Angkor continued long after its royalty left. Cahokian treasures have been uncovered up and down the Mississippi River, suggesting that some people visited for festivals (“Cahokia was also a city that loved to party,” Newitz writes) and others left with traded valuables. The people of Çatalhöyük, meanwhile, “burst apart…like a dandelion,” the data shows, “the seeds of its culture finding purchase in small villages and other great settlements that left the earth transformed, threaded with bone.”
There was no one cause, no single event, that triggered their dispersal. Maybe, Newitz suggests, the formerly nomadic urbanites just got tired of living with other people.
Even Pompeii lived on, in its way, supported by a Roman government that dedicated enormous resources to resettling refugees from the lava-crushed city. Such a response, Newitz writes, was similar to “what we hope for in Western democracies of the early 21st century.” With his brother, Domitian, who would succeed him, Emperor Titus “funded the construction of entire new neighborhoods at Cumae to house refugees, complete with baths, an amphitheater, and temples dedicated to Pompeii’s patron gods Venus and Vulcan.” He also had a road built “linking the city to the Roman road network,” employing the local workforce.
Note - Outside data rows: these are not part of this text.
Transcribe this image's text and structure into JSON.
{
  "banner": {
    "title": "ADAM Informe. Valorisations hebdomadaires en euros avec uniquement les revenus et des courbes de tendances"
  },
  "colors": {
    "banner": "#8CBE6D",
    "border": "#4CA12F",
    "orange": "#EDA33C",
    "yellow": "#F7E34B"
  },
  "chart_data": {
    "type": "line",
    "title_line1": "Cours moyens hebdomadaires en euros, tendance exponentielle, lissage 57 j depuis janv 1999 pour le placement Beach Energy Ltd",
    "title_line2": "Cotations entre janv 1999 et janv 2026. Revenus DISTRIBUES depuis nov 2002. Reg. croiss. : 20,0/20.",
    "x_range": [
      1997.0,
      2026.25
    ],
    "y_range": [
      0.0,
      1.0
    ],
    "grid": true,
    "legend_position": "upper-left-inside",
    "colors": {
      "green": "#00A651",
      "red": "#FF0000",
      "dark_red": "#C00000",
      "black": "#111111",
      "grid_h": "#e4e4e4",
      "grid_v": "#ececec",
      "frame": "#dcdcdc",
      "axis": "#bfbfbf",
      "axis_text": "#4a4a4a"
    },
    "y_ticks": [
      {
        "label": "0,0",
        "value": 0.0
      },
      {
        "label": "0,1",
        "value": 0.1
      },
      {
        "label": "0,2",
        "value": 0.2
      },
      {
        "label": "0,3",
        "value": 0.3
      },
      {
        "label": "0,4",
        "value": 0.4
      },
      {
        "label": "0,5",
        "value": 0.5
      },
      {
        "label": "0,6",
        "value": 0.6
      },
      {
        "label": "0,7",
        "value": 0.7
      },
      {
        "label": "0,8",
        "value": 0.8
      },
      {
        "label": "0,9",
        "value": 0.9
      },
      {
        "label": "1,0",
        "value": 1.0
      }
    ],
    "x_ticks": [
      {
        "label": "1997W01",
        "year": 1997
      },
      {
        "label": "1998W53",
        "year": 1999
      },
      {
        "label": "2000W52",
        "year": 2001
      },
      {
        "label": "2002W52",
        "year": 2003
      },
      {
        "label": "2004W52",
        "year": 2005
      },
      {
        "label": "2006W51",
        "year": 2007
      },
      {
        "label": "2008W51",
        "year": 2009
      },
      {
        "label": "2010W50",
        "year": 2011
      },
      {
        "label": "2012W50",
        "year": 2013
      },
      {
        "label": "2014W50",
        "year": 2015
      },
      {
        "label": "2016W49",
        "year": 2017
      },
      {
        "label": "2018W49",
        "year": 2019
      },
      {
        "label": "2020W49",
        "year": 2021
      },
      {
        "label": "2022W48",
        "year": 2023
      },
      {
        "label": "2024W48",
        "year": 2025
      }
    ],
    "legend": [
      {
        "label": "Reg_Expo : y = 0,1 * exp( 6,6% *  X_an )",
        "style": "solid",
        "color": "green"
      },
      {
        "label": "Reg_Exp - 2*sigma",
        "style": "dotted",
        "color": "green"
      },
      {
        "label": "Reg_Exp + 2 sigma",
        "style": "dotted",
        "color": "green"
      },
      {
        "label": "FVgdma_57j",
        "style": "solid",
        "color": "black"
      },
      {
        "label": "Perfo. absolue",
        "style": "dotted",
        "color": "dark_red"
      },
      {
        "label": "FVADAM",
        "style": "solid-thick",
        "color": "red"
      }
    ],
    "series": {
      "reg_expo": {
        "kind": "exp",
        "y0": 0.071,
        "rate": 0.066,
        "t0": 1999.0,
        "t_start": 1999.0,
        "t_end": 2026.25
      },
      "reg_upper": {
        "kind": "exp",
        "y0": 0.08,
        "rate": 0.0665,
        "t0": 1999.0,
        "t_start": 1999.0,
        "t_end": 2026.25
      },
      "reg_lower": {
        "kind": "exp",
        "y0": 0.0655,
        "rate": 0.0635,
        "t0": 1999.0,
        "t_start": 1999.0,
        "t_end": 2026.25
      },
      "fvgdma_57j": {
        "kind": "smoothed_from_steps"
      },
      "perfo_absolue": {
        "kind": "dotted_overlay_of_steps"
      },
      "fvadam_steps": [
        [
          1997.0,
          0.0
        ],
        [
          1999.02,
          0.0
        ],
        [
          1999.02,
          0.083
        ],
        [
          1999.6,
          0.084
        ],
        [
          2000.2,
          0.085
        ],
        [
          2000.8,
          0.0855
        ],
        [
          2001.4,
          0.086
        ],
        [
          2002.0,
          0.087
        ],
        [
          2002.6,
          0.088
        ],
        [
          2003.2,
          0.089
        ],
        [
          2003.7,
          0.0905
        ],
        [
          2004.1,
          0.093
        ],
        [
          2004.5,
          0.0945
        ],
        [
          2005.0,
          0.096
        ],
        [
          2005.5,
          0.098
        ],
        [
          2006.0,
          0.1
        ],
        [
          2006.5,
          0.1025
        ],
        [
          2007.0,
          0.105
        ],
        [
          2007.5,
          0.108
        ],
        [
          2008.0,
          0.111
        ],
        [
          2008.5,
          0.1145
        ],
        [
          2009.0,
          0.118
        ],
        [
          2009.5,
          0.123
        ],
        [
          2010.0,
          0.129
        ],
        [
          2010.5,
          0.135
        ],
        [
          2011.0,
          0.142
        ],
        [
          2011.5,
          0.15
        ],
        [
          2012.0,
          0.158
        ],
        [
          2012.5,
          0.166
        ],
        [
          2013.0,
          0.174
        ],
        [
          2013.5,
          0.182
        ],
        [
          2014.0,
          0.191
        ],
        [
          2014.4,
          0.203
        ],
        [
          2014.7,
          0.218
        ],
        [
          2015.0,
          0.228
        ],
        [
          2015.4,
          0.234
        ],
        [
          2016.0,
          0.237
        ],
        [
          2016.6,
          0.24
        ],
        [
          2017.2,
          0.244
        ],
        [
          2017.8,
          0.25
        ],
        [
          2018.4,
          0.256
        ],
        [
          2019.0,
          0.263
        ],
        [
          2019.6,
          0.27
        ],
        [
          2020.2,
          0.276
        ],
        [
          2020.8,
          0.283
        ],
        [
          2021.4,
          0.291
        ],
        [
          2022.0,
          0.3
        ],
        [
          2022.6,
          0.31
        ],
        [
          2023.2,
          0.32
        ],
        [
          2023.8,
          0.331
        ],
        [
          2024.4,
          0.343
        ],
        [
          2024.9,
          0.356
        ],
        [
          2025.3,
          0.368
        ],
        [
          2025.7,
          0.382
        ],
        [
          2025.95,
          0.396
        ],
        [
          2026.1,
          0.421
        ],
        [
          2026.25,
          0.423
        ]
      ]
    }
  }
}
This recalls the FEMA of the 1990s, after an earthquake devastated Los Angeles, not the “Brownie, you’re doing a heck of a job” version that faltered when Katrina struck.
As our world faces the test of an unstable climate, we would do well to heed what Four Lost Cities offers as a cautionary tale: Prepare for the inevitable floods and wildfires, and do whatever’s necessary to shore up our defenses in advance. “The combination of climate change and political instability we face in many modern cities suggests that we’re heading for a period of global urban abandonment,” Newitz concludes. The “slow apocalypse” of Angkor could represent our future. We need to think carefully and invest wisely to protect our cities from the ravages of a hotter planet.
Archaeology, Newitz suggests, might show us how.